Son langage est très atteint : soit il ne parle pas
du tout, soit il n’en dit que très peu, avec quelques mots bizarres comme pour
lui tout seul, sans capacité fluide de communication. Ses intérêts sont très
réduits ; par exemple, il agite à longueur de temps une petite marionnette
de haut en bas ; il veut toujours regarder la même cassette de dessin
animé ; il n’a pas de créativité et est incapable de jouer à « faire
semblant » ; il est très anxieux ou très fâché quand on veut changer quelque chose dans l’ordre de sa
vie : il a un fort besoin de rites, d’immuabilité dans les habitudes
prises autour de lui.
Comment le jeune autiste
évolue-t-il ?
En vieillissant, certains – une minorité – restent tout à
fait coupés du monde, tout au plus sensibles à quelques consignes simples que
leur donnent leurs éducateurs plus habituels. D’autres s’ouvrent davantage,
tout en restant étranges et incapables d’une vraie autonomie ou d’un rendement
économique significatif : même adultes, ils ont besoin de vivre en milieu
protégé. On en voit des exemples dans de beaux films comme Rain Man ( B. Levinson, 1988 ) ou What’s eating Gilbert Grape ( L. Hallström, 1993 ). Enfin, une
minorité évolue beaucoup plus favorablement et peut mener une vie presque
normale et même intellectuellement très performante. Néanmoins, même alors, ces
personnes conservent l’une ou l’autre bizarrerie ou un sensibilité sociale
excessive ; il est rarissime qu’ils soient à même de fonder un famille.
Au niveau
somatique, de nombreux éléments constitutifs restent de
l’ordre du mystère dans cette pathologie, qui est d’ailleurs hétérogène[5].
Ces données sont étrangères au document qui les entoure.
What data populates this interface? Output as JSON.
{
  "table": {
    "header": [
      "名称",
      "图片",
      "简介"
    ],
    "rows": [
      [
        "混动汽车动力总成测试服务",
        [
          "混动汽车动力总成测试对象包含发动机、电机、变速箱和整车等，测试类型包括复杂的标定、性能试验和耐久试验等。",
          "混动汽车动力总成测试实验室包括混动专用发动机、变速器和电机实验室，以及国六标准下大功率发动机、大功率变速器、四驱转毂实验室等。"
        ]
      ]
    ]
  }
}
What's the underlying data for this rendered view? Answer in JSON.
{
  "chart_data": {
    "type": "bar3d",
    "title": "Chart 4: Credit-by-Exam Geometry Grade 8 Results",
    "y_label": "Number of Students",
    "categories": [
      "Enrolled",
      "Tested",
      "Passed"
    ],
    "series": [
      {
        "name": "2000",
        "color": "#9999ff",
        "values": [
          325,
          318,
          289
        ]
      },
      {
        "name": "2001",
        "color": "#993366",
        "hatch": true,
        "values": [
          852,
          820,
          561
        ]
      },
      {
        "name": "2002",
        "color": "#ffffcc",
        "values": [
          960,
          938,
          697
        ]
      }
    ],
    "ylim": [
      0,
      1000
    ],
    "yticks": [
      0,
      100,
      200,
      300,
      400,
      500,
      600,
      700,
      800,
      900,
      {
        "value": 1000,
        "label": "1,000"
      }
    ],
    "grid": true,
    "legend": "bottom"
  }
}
Une base génétique du trouble
est bien établie, mais pas la modalité de transmission.[6]
Le cerveau
est atteint depuis la naissance, bien que les « découvertes »
anatomiques n’aient encore rien démontré de fondamentalement convaincant, en
tout cas qui soit généralisable … Peut-être s'agit-il de réseaux associatifs neuronaux, mal
« câblés » chez les autistes : au niveau neurobiologique, on a pu établir que certaines aires cérébrales
fonctionnent de façon différente : lobes préfrontaux, cervelet,
hippocampes …Ou peut-être s’agit-il plutôt de mauvaises répartitions
neurochimiques ?
Au niveau
intrapsychique,
le résultat de ce dysfonctionnement cérébral est une
invalidation massive de la cognition , de la cognition sociale et de
l’élaboration des émotions qui s'exprime soit précocement et lentement, soit,
plus rarement, qui semble se précipiter après une apparente première étape de
bonne évolution : dans cette seconde éventualité, le sujet possède dès sa naissance un « terrain sensible » et
des facteurs environnementaux de différentes natures peuvent le précipiter vers
un dysfonctionnement typiquement autistique avant l’âge de trois ans.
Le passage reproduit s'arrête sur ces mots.